The now officially endorsed candidate of the Ku Klux Klan seemingly has no problem taking support from the violent right-wing fringe of the white nationalist movement, and they plan to be out in force in an effort to stop those people from voting on Tuesday.
Neo-Nazi leader Andrew Anglin plans to muster thousands of poll-watchers across all 50 states. His partners at the alt-right website “the Right Stuff” are touting plans to set up hidden cameras at polling places in Philadelphia and hand out liquor and marijuana in the city’s “ghetto” on Election Day to induce residents to stay home. The National Socialist Movement, various factions of the Ku Klux Klan and the white nationalist American Freedom Party all are deploying members to watch polls, either “informally” or, they say, through the Trump campaign.
The Oath Keepers, a group of former law enforcement and military members that often shows up in public heavily armed, is advising members to go undercover and conduct “intelligence-gathering” at polling places, and Donald Trump ally Roger Stone is organizing his own exit polling, aiming to monitor thousands of precincts across the country.
Energized by Trump’s candidacy and alarmed by his warnings of a “rigged election,” white nationalist, alt-right and militia movement groups are planning to come out in full force on Tuesday, creating the potential for conflict at the close of an already turbulent campaign season.
“The possibility of violence on or around Election Day is very real,” said Mark Potok of the Southern Poverty Law Center. “Donald Trump has been telling his supporters for weeks and weeks and weeks now that they are about to have the election stolen from them by evil forces on behalf of the elites.”

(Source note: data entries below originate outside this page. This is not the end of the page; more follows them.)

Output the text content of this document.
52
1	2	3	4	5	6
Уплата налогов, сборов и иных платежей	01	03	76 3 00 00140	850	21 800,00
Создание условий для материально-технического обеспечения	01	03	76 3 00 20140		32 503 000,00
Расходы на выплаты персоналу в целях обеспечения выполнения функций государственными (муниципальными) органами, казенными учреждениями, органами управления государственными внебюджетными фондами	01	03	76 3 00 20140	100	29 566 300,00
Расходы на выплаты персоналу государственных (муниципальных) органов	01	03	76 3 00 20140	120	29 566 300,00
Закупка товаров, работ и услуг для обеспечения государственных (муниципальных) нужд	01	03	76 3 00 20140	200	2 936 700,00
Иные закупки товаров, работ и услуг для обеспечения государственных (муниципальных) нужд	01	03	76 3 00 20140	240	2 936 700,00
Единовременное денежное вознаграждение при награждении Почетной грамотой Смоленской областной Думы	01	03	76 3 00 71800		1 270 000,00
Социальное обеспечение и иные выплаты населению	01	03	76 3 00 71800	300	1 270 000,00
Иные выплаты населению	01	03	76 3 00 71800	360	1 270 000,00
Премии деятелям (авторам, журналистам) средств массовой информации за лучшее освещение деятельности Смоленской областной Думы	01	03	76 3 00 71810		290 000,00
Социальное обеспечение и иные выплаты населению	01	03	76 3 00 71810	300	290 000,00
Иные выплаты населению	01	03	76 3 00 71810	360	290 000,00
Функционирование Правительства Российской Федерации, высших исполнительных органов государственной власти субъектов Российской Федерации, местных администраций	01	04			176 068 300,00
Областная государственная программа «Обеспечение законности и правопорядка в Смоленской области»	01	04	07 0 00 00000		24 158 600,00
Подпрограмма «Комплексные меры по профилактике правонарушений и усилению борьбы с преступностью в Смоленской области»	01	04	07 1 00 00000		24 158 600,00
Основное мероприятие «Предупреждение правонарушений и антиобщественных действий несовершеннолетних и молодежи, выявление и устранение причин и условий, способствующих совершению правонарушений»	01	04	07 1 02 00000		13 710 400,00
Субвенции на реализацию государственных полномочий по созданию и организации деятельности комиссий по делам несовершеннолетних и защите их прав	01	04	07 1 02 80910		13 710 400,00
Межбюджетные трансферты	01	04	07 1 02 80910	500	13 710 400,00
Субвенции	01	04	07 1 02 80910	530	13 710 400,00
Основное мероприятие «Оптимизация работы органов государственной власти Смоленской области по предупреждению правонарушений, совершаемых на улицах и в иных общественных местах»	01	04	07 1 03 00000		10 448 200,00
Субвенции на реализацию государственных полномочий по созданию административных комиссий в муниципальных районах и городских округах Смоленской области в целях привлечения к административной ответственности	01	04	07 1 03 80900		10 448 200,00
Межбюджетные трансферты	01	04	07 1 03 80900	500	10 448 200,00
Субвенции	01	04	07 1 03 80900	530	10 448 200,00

Of course we've seen these threats before, and if anything, they only helped to increase turnout for Democrats in 2008 and 2012. But the threats themselves are very clear and have been for decades.
It is difficult to know at what scale these plans will materialize because Anglin and his fringe-right ilk are serial exaggerators, according to Potok. And rather than successfully uncover widespread voter fraud — for which there is a lack of compelling evidence — or successfully suppress minority turnout, Potok said the efforts are most likely to backfire.
“If on the morning of Election Day it turns out that we have white supremacists standing around looking threatening at polling places, I think it would arouse anger,” he said. “People would vote just to prove they’re not being intimidated by these radical racists.”
Despite Trump’s claims that American democracy is compromised by massive voter fraud, so far in this election only one person — a Trump supporter in Iowa who attempted to vote twice — has been arrested for it. That has not stopped fringe groups already inclined to believe that minorities are stealing the election from heeding Trump’s call to monitor voting in “certain areas.”
This time around the fear is that it will be different. So far these idiots haven't been able to cause too much trouble in polling places, but that was before the GOP made voter suppression of black and Latino voters a top priority and nominated a presidential candidate endorsed by the actual KKK.
Of course, the real problem is all the people voting for Trump who are looking the other way on this. They're just as likely to look the other way should violence break out at polling precincts too.